The DIY Bride by Khris Cochran

I’m trying to leave something to the imagination for my readers that are coming to the wedding. With that in mind, I think I am going to stop showing stuff from my actual wedding.  Instead I will talk about some of my sources of inspiration. At the beginning of this I was quite conflicted. I wanted a big party but I needed it to be somewhere between a backyard BBQ and a  My  Super Sweet Sixteen party.  At the same time, I wanted to bring out some personal touches but didn’t feel I had the skills to be crafty.

When I thought of crafty , I thought of old grandmothers knitting booties for their grandchildren. But these three ladies showed me that it’s not just for old women anymore. I also never understood how people had time for crafting. I was always out bargain hunting so I certainly didn’t have the time. One day I finally picked up a bridal magazine and it was The DIY Bride.  From there I realized that there were projects that I could do even with my minimal talent.

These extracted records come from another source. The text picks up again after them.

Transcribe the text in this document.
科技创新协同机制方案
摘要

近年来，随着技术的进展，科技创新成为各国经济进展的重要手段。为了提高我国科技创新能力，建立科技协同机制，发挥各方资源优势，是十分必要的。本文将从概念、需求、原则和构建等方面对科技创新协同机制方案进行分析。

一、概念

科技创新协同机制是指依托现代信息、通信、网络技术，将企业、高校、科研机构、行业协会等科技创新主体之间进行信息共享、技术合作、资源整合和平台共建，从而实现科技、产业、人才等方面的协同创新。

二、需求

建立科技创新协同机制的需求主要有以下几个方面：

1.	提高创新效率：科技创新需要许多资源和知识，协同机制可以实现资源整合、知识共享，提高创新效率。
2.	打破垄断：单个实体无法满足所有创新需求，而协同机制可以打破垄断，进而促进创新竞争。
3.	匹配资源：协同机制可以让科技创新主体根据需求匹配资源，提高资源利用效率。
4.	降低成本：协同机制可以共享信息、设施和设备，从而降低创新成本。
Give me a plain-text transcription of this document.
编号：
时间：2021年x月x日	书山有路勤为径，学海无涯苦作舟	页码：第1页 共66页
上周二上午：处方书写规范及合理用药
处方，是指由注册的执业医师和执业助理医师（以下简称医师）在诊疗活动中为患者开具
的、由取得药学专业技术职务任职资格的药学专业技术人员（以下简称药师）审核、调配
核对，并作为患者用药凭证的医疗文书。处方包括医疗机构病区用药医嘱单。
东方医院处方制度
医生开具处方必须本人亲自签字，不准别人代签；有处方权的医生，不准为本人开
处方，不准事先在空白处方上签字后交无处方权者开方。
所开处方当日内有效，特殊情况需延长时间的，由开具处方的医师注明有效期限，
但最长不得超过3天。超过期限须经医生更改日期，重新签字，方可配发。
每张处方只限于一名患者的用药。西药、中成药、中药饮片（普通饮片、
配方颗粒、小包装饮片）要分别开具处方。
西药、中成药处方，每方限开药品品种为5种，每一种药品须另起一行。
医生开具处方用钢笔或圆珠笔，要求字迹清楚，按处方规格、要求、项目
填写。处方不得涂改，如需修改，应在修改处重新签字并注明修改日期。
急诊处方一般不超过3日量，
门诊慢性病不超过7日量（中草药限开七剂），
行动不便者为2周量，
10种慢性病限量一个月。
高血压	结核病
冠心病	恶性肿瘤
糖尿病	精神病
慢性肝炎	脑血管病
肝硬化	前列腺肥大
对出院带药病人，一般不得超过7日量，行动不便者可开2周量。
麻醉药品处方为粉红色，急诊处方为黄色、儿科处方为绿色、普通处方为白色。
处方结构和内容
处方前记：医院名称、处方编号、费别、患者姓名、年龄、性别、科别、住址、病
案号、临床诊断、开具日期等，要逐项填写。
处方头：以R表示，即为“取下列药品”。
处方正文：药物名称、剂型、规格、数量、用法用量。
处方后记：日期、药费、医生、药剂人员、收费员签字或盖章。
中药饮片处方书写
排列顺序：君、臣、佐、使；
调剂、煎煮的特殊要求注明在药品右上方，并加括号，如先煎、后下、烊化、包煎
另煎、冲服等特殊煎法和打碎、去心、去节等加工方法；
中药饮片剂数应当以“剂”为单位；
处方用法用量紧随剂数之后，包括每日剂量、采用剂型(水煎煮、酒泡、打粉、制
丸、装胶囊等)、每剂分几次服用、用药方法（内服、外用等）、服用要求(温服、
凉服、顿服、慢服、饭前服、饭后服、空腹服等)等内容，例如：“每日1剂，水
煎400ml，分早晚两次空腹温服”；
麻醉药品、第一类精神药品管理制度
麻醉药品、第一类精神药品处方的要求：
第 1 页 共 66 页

The things I like about the magazine and the three books are the simple, tasteful, and inexpensive projects. The books begin with a nice description of all of the crafting materials that will be used throughout the book. This list is very handy because having the correct supplies can make or break your project. You will also have a better idea of what you are looking at when you get to the craft store and there are 15 kinds of adhesive.  Now supplies can break the bank if you let them. Make sure you get coupons as Michaels and Jo-Anns have coupons every weekend. Also I suggest projects that use some of the same supplies so you don’t need to find so much storage for your supplies. If you find you need to buy something that you will never use again,  don’t worry just sell it to another bride.

Each book has about 35 projects giving brides many options to choose from.  Each project description begins with the amount of time each project takes and  it indicates if it is is a solo, duo or group project. This is very helpful so you know what you are getting into upfront. Then there is a description of the supplies, their estimated cost and a comparison to things you find on the market. That brings us to decision time. Something might be inexpensive but it might take more time than you have. Conversely, something might be worth just buying because DIY doesn’t save you that much.

What I like most about the book is that directions are easy to follow. The author breaks them down step-by-step. This is where the idea to do my own invitations that were elegant and inexpensive. I also have found some other ways I can personalize without much work. If I can do the projects, anyone can do them.

p.s. Don’t buy wedding books. Check them out of the library.